Oh, and in case people here are wondering how to pronounce my name:

Wuz doin it wrong.

Mick-GUN-eh-gull

Wuz doin it rite!

ita, do you pronounce it with an aspirated "t" or the elided palatal "t" used in, for example, "butter?" I think you've said before but I wasn't around or don't remember.

People pronounce my name just fine. It's the spelling that screws them up. All three of my names have common alternate spellings.


WindSparrow - Feb 03, 2010 7:54:28 am PST #8946 of 30000
Love is stronger than death and harder than sorrow. Those who practice it are fierce like the light of stars traveling eons to pierce the night.

Then, just in general life, people who can't remember my name call me Nancy, Naomi, Renee, and one woman consistantly called me Chantel.

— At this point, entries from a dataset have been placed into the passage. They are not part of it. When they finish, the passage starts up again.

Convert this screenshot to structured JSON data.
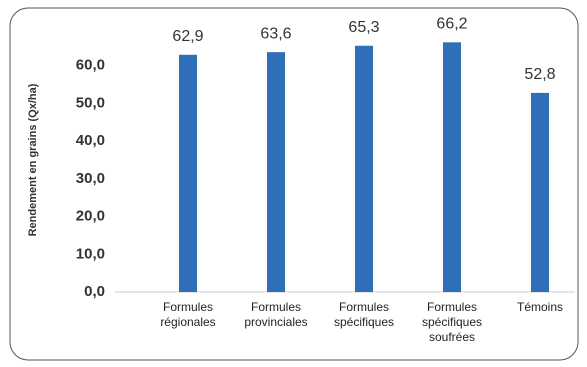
{
  "chart_data": {
    "type": "bar",
    "y_label": "Rendement en grains (Qx/ha)",
    "categories": [
      "Formules\nrégionales",
      "Formules\nprovinciales",
      "Formules\nspécifiques",
      "Formules\nspécifiques\nsoufrées",
      "Témoins"
    ],
    "values": [
      62.9,
      63.6,
      65.3,
      66.2,
      52.8
    ],
    "value_labels": [
      "62,9",
      "63,6",
      "65,3",
      "66,2",
      "52,8"
    ],
    "color": "#2e6fb7",
    "ylim": [
      0,
      70
    ],
    "yticks": [
      {
        "value": 0,
        "label": "0,0"
      },
      {
        "value": 10,
        "label": "10,0"
      },
      {
        "value": 20,
        "label": "20,0"
      },
      {
        "value": 30,
        "label": "30,0"
      },
      {
        "value": 40,
        "label": "40,0"
      },
      {
        "value": 50,
        "label": "50,0"
      },
      {
        "value": 60,
        "label": "60,0"
      }
    ],
    "grid": false
  }
}
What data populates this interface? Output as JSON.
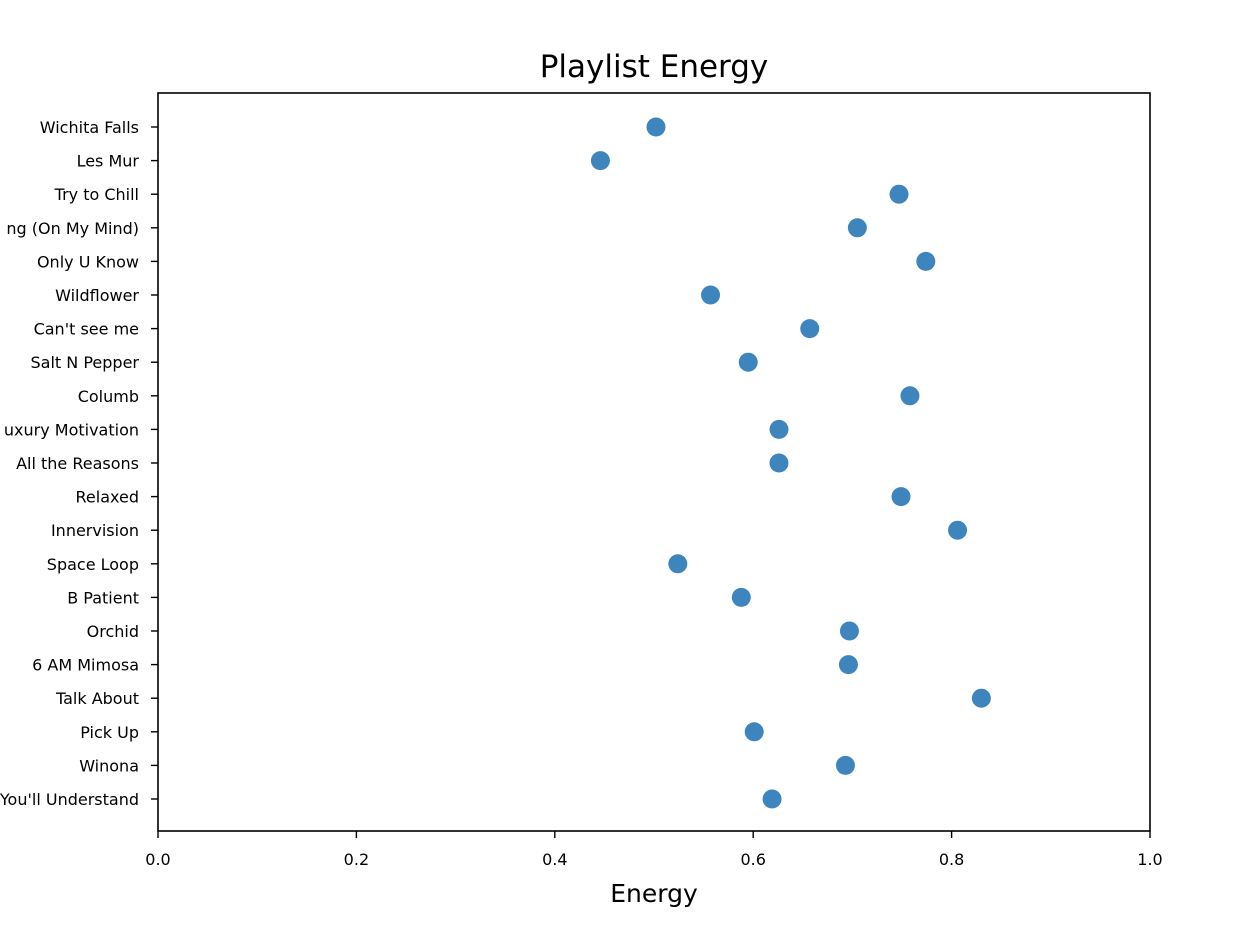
{
  "chart_data": {
    "type": "scatter",
    "title": "Playlist Energy",
    "xlabel": "Energy",
    "ylabel": "",
    "xlim": [
      0.0,
      1.0
    ],
    "xticks": [
      "0.0",
      "0.2",
      "0.4",
      "0.6",
      "0.8",
      "1.0"
    ],
    "grid": false,
    "color": "#3f85bd",
    "categories": [
      "Wichita Falls",
      "Les Mur",
      "Try to Chill",
      "ng (On My Mind)",
      "Only U Know",
      "Wildflower",
      "Can't see me",
      "Salt N Pepper",
      "Columb",
      "uxury Motivation",
      "All the Reasons",
      "Relaxed",
      "Innervision",
      "Space Loop",
      "B Patient",
      "Orchid",
      "6 AM Mimosa",
      "Talk About",
      "Pick Up",
      "Winona",
      "You'll Understand"
    ],
    "values": [
      0.502,
      0.446,
      0.747,
      0.705,
      0.774,
      0.557,
      0.657,
      0.595,
      0.758,
      0.626,
      0.626,
      0.749,
      0.806,
      0.524,
      0.588,
      0.697,
      0.696,
      0.83,
      0.601,
      0.693,
      0.619
    ]
  }
}
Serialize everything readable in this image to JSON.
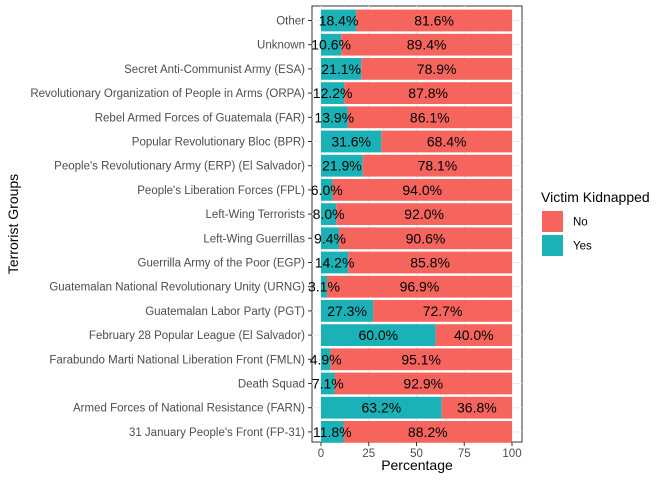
{
  "chart_data": {
    "type": "bar",
    "orientation": "horizontal",
    "stacked": true,
    "xlabel": "Percentage",
    "ylabel": "Terrorist Groups",
    "xlim": [
      0,
      100
    ],
    "xticks": [
      "0",
      "25",
      "50",
      "75",
      "100"
    ],
    "grid": true,
    "legend_position": "right",
    "legend_title": "Victim Kidnapped",
    "categories": [
      "Other",
      "Unknown",
      "Secret Anti-Communist Army (ESA)",
      "Revolutionary Organization of People in Arms (ORPA)",
      "Rebel Armed Forces of Guatemala (FAR)",
      "Popular Revolutionary Bloc (BPR)",
      "People's Revolutionary Army (ERP) (El Salvador)",
      "People's Liberation Forces (FPL)",
      "Left-Wing Terrorists",
      "Left-Wing Guerrillas",
      "Guerrilla Army of the Poor (EGP)",
      "Guatemalan National Revolutionary Unity (URNG)",
      "Guatemalan Labor Party (PGT)",
      "February 28 Popular League (El Salvador)",
      "Farabundo Marti National Liberation Front (FMLN)",
      "Death Squad",
      "Armed Forces of National Resistance (FARN)",
      "31 January People's Front (FP-31)"
    ],
    "series": [
      {
        "name": "Yes",
        "color": "#1AB2B6",
        "values": [
          18.4,
          10.6,
          21.1,
          12.2,
          13.9,
          31.6,
          21.9,
          6.0,
          8.0,
          9.4,
          14.2,
          3.1,
          27.3,
          60.0,
          4.9,
          7.1,
          63.2,
          11.8
        ],
        "labels": [
          "18.4%",
          "10.6%",
          "21.1%",
          "12.2%",
          "13.9%",
          "31.6%",
          "21.9%",
          "6.0%",
          "8.0%",
          "9.4%",
          "14.2%",
          "3.1%",
          "27.3%",
          "60.0%",
          "4.9%",
          "7.1%",
          "63.2%",
          "11.8%"
        ]
      },
      {
        "name": "No",
        "color": "#F5655E",
        "values": [
          81.6,
          89.4,
          78.9,
          87.8,
          86.1,
          68.4,
          78.1,
          94.0,
          92.0,
          90.6,
          85.8,
          96.9,
          72.7,
          40.0,
          95.1,
          92.9,
          36.8,
          88.2
        ],
        "labels": [
          "81.6%",
          "89.4%",
          "78.9%",
          "87.8%",
          "86.1%",
          "68.4%",
          "78.1%",
          "94.0%",
          "92.0%",
          "90.6%",
          "85.8%",
          "96.9%",
          "72.7%",
          "40.0%",
          "95.1%",
          "92.9%",
          "36.8%",
          "88.2%"
        ]
      }
    ],
    "legend_order": [
      "No",
      "Yes"
    ]
  }
}
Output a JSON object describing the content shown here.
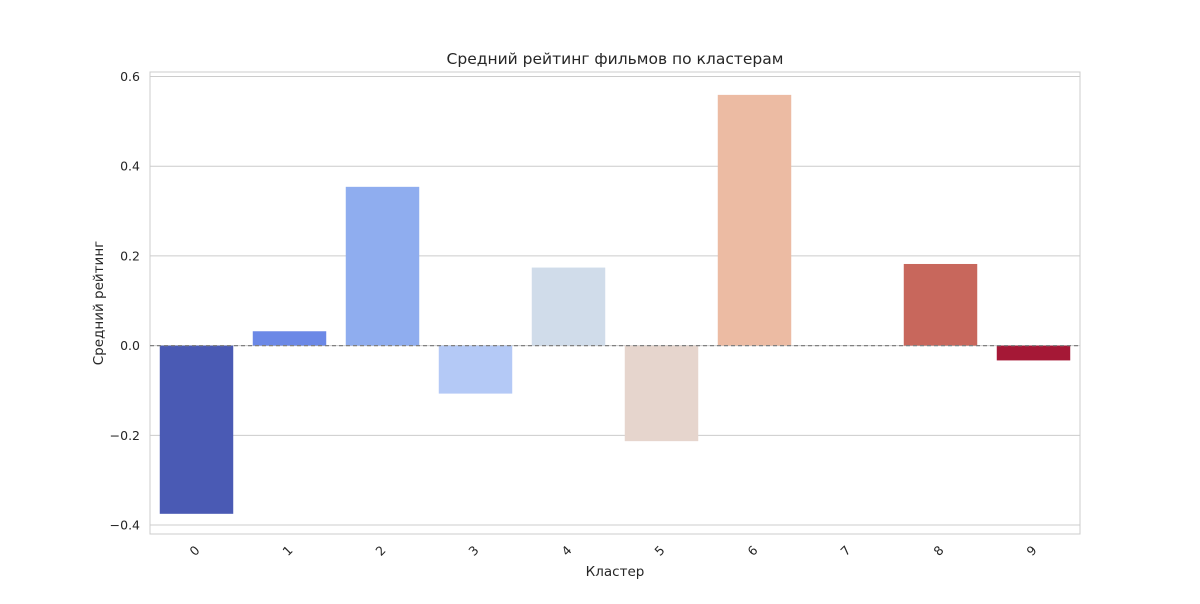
{
  "chart_data": {
    "type": "bar",
    "title": "Средний рейтинг фильмов по кластерам",
    "xlabel": "Кластер",
    "ylabel": "Средний рейтинг",
    "categories": [
      "0",
      "1",
      "2",
      "3",
      "4",
      "5",
      "6",
      "7",
      "8",
      "9"
    ],
    "values": [
      -0.375,
      0.032,
      0.354,
      -0.107,
      0.174,
      -0.213,
      0.559,
      0.0,
      0.182,
      -0.033
    ],
    "colors": [
      "#4a5ab4",
      "#6b88e6",
      "#8fadef",
      "#b4c9f6",
      "#d0dcea",
      "#e6d5cd",
      "#ecbba3",
      "#e89a80",
      "#c8675c",
      "#a51836"
    ],
    "ylim": [
      -0.42,
      0.61
    ],
    "yticks": [
      -0.4,
      -0.2,
      0.0,
      0.2,
      0.4,
      0.6
    ],
    "ytick_labels": [
      "−0.4",
      "−0.2",
      "0.0",
      "0.2",
      "0.4",
      "0.6"
    ],
    "reference_line": 0.0,
    "grid": "horizontal",
    "legend": "none",
    "xtick_rotation": 45
  }
}
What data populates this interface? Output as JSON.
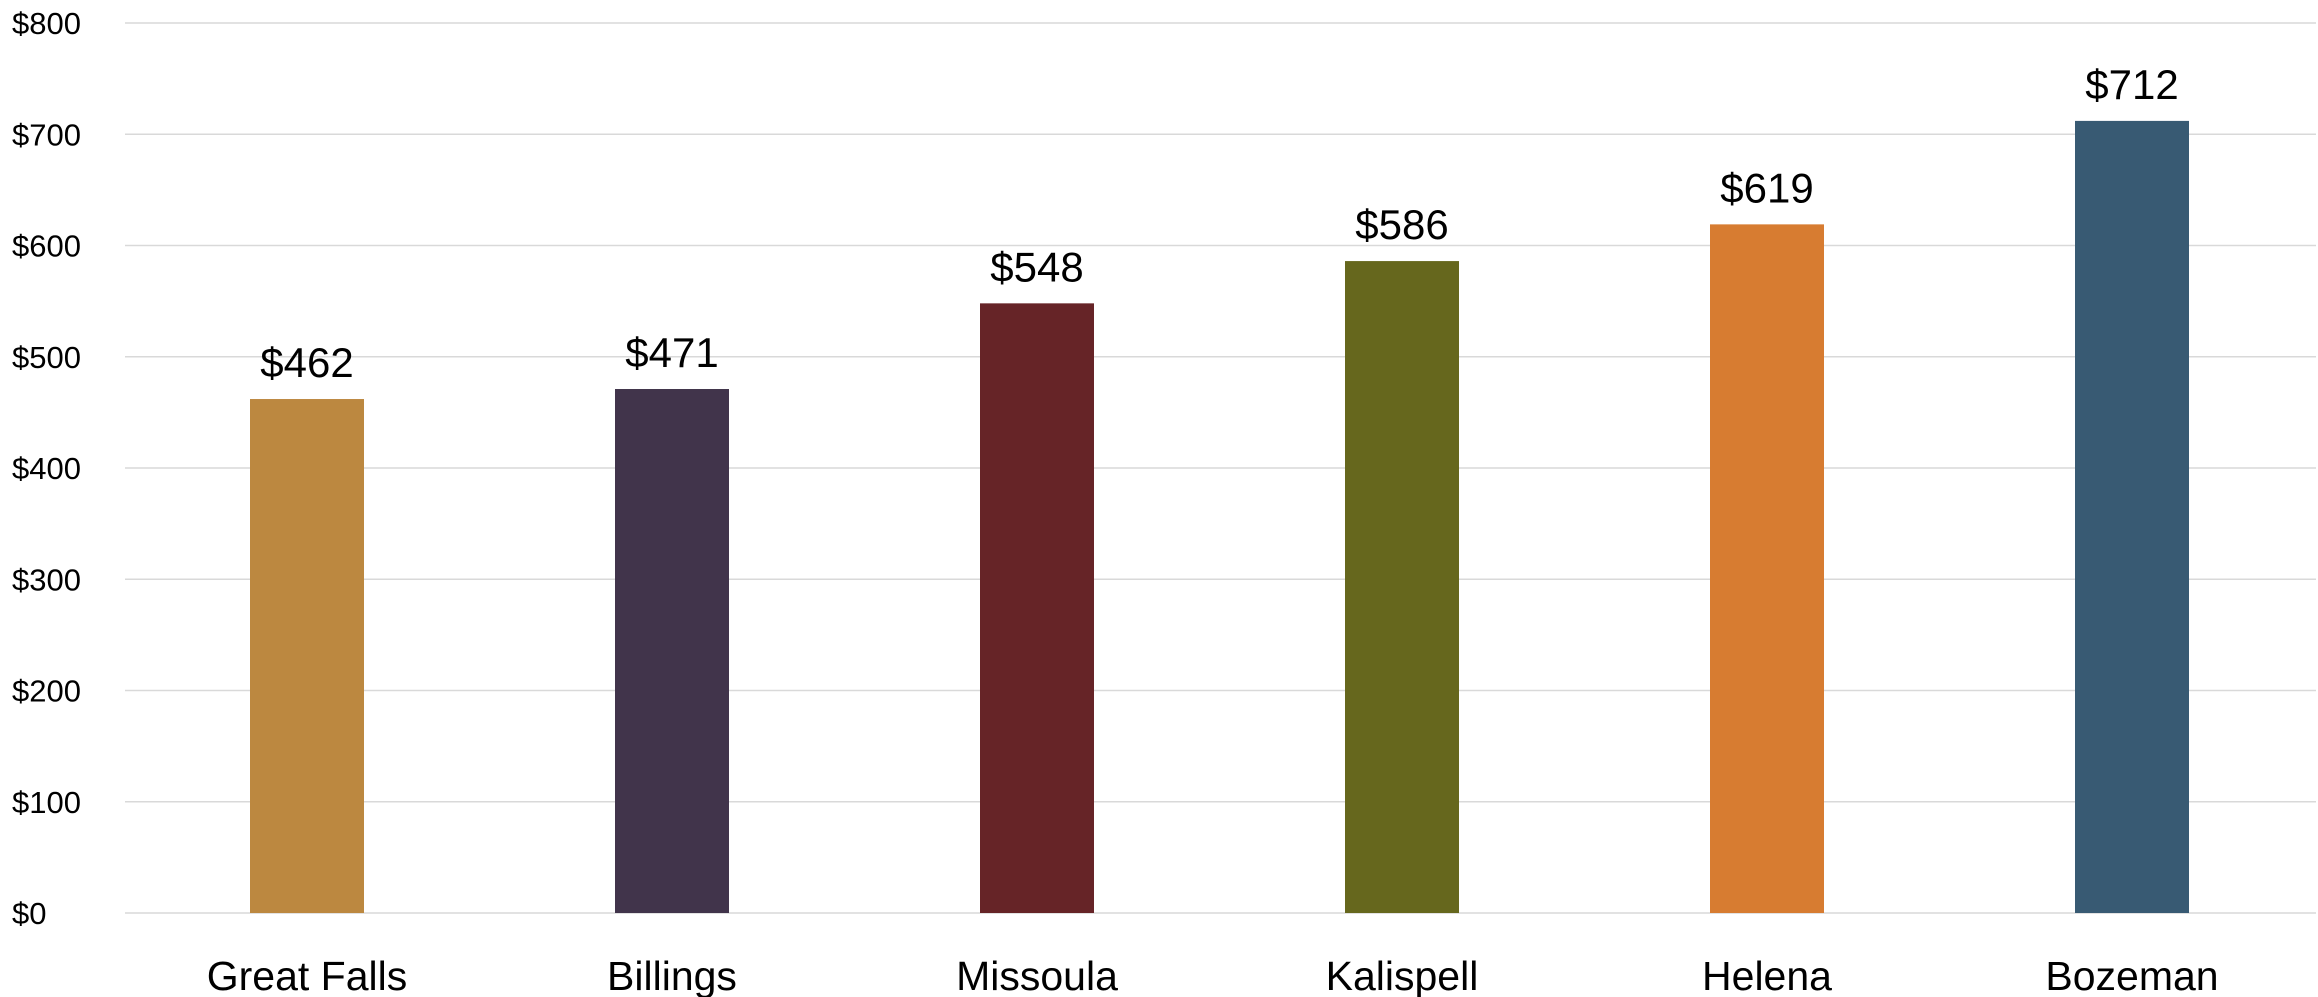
{
  "chart_data": {
    "type": "bar",
    "categories": [
      "Great Falls",
      "Billings",
      "Missoula",
      "Kalispell",
      "Helena",
      "Bozeman"
    ],
    "values": [
      462,
      471,
      548,
      586,
      619,
      712
    ],
    "data_labels": [
      "$462",
      "$471",
      "$548",
      "$586",
      "$619",
      "$712"
    ],
    "bar_colors": [
      "#BC8840",
      "#41344B",
      "#662427",
      "#66671D",
      "#D77C31",
      "#385A73"
    ],
    "title": "",
    "xlabel": "",
    "ylabel": "",
    "ylim": [
      0,
      800
    ],
    "y_ticks": [
      0,
      100,
      200,
      300,
      400,
      500,
      600,
      700,
      800
    ],
    "y_tick_labels": [
      "$0",
      "$100",
      "$200",
      "$300",
      "$400",
      "$500",
      "$600",
      "$700",
      "$800"
    ],
    "grid": true,
    "legend": "none"
  }
}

As an Andrea, I get Annie, Audrey, Angie, and Angela on a regular basis. When I moved to Arizona, for many people it simply did not register in any part of their brains when I would say it with that Mid-West short-a shoved through the nose, but once I started saying it Ahn-drey-uh, they had no trouble. Then I came back with the Mid-West, and kept the Arizona pronunciation because I like it, and it just doesn't register, again.

As I work with/care for people whose skill at speech vary wildly, there are a couple of them that I told, "My name is Andrea, but you can call me Anna." Those two have a bossy housemate who also has a hearing impairment, who give them talkings-to for calling me "Alla". So I tell her that it is a nick-name that I have given them permission to use - but since she makes such a fuss about what other people are doing, she has to call me Andrea.

Oh, and in case people here are wondering how to pronounce my name:

Wuz doin it wrong.

Me too. Of course, now I'm going to have to pronounce it the way I do "shi*" when I get halfway through the word, and realize I'm at work and don't want to swear in front of the residents. So apparently the silent r stands for looking around to see if anyone caught me.


Vortex - Feb 03, 2010 7:57:33 am PST #8947 of 30000
"Cry havoc and let slip the boobs of war!" -- Miracleman

I immediately think of "A Doll's House," but I suppose "like Ibsen's Nora" might not get you very far in some circles.

I think of Nick and Nora, but that wouldn't fly with the younguns, I think.


§ ita § - Feb 03, 2010 7:58:45 am PST #8948 of 30000
Well not canonically, no, but this is transformative fiction.

do you pronounce it with an aspirated "t" or the elided palatal "t" used in, for example, "butter?"

Can you give me a pronunciation example of an aspirated "t"? I'd have described it that way, but I think I also pronounce it the same way as the ts in butter. I did have a friend who said I pronounced both ts in "little" so it's possible I just speak funny.


Barb - Feb 03, 2010 8:12:27 am PST #8949 of 30000
“Not dead yet!”

I think of Nick and Nora, but that wouldn't fly with the younguns, I think.

It might if you mention "Nick and Norah's Infinite Playlist."